C Bimodal Multicast (by Ken Birman, Mark Hayden, and Zhen
Xiao)
There are many methods for making a multicast protocol
reliable. The majority protocols in Ensemble aim to provide
virtually synchronous properties. However, these properties come with
a price in terms of the possibility of unstable or unpredictable
performance under stress and limited scalability. This is
unacceptable to some applications where system stability and
scalability are viewed as inextricable from other aspects of
reliability.
This section describes a bimodal multicast protocol that not only has
much better scalability properties but also provides predictable
reliability even under highly perturbed conditions. This work is
described in the Bimodal Multicast paper
(ncstrl.cornell/TR98-1683) by Ken Birman, Mark Hayden, Oznur Ozkasap,
Zhen Xiao, Mihai Budiu and Yaron Minsky (this documentation is based
on that paper). The original version of the protocol was implemented
by Mark Hayden. It was reimplemented by Zhen Xiao with many new
optimizations and is described in the ZBCAST layer. In the
remainder of the section, we will refer to our new protocol as Zbcast.
C.1 Protocol description
Zbcast protocol consists of two stages:
-
During the first stage, the protocol multicasts each message
using an unreliable multicast primitive. IP multicast can be used to
serve this purpose if it is available. Otherwise a randomized
tree-dissemination protocol is used (the GCAST layer). In the latter
case, the protocol uses the Ensemble group membership manager to
track membership information.
- The second stage uses an anti-entropy protocol to detect and
correct message losses in the group. The protocol consists of a
series of rounds. In each round, every member randomly choose
another member and exchange its message histories with him. A member
compares the received message history with its own. If it detects
itself to be lacking a message during the exchange, then it solicits
copies of that message from the original sender.
A member records the round in which a message is received. The
message will be gossiped until it has not been requested for
retransmission for a prespecified number of rounds. At that point
the member will garbage collect that message. Due to the
probabilistic nature of the protocol, it is possible for a message to
be garbage collected by other members while some operational member
has not received it yet.
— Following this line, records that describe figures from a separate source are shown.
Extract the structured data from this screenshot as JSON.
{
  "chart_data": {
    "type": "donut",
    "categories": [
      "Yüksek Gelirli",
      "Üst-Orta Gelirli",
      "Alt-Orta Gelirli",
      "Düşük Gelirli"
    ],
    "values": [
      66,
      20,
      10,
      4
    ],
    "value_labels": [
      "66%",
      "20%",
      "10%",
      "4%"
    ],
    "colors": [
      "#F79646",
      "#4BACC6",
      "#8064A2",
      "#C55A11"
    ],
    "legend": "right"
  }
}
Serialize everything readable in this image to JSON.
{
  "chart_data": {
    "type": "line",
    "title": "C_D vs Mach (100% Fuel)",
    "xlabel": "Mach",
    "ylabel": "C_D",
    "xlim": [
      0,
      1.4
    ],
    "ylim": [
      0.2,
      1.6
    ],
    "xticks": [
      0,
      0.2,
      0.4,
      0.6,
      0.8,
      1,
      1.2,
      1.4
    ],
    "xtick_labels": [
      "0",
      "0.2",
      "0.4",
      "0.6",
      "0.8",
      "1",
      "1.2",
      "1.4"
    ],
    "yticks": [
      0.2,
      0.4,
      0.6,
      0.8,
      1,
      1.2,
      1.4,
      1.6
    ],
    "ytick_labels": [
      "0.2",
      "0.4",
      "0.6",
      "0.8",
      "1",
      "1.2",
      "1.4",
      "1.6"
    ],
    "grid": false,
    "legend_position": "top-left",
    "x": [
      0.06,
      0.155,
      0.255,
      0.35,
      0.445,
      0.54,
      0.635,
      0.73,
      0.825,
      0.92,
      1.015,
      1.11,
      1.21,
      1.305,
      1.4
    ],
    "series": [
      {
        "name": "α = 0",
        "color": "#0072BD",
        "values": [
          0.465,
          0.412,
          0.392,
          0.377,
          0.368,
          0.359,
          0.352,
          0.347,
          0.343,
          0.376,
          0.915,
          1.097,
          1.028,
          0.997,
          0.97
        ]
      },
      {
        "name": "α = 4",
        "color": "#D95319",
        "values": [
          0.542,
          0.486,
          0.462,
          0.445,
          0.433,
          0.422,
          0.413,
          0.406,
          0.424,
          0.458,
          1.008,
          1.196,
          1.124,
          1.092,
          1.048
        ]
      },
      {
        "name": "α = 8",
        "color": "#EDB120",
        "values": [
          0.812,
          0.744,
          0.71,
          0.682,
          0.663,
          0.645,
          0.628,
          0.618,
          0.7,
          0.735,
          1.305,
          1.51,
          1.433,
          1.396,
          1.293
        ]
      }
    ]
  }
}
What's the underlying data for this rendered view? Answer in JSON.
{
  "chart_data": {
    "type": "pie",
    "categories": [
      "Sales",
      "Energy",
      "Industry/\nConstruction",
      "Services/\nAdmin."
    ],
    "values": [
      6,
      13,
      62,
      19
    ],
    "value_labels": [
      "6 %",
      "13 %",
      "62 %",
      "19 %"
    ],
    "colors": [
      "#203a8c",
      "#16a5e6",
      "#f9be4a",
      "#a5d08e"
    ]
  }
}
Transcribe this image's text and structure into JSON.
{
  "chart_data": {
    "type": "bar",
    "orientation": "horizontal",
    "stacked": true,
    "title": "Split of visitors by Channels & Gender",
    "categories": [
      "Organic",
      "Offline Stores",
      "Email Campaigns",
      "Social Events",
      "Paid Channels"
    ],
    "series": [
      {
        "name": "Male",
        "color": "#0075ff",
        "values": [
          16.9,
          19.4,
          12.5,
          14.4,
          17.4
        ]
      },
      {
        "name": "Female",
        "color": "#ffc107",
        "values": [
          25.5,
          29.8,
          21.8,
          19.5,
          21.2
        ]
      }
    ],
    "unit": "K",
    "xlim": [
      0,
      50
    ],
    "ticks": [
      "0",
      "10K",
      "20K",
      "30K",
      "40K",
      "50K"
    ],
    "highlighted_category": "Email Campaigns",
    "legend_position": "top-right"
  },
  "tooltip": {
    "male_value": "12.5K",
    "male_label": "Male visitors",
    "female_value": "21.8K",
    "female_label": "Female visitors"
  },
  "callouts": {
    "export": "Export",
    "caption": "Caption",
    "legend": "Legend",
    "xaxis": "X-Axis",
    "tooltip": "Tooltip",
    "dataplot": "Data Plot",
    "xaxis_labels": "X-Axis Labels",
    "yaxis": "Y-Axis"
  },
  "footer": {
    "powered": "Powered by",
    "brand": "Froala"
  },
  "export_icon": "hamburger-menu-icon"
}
In such cases, the member missing the
message will report a message gap to the application.
C.2 Usage
To use Zbcast protocol, specify the ``Zbcast'' property on the command
line as follows(using perf demo as an example):
perf -prog 1-n -add_prop Zbcast -groupd
This assumes that IP-multicast is available in the underlying
network. Remember to set the related environment variables:
ENS_DEERING_PORT=38350
ENS_MODES=Deering:UDP
Otherwise the Gcast layer needs be linked into the stack:
perf -prog 1-n -add_prop Zbcast -add_prop Gcast -groupd
Note that in both cases we need groupd to track group
membership information. This is the state of art of the current
implementation and is not something intrinsic to the protocol. If
sufficient needs arise, we are going to remove this restriction.
Message losses are reported to the application via Up(ELostMessage)
event. The application can either ignore those messages
(i.e. multimedia applications) or leave the process groups and then
rejoin them, triggering state transfer.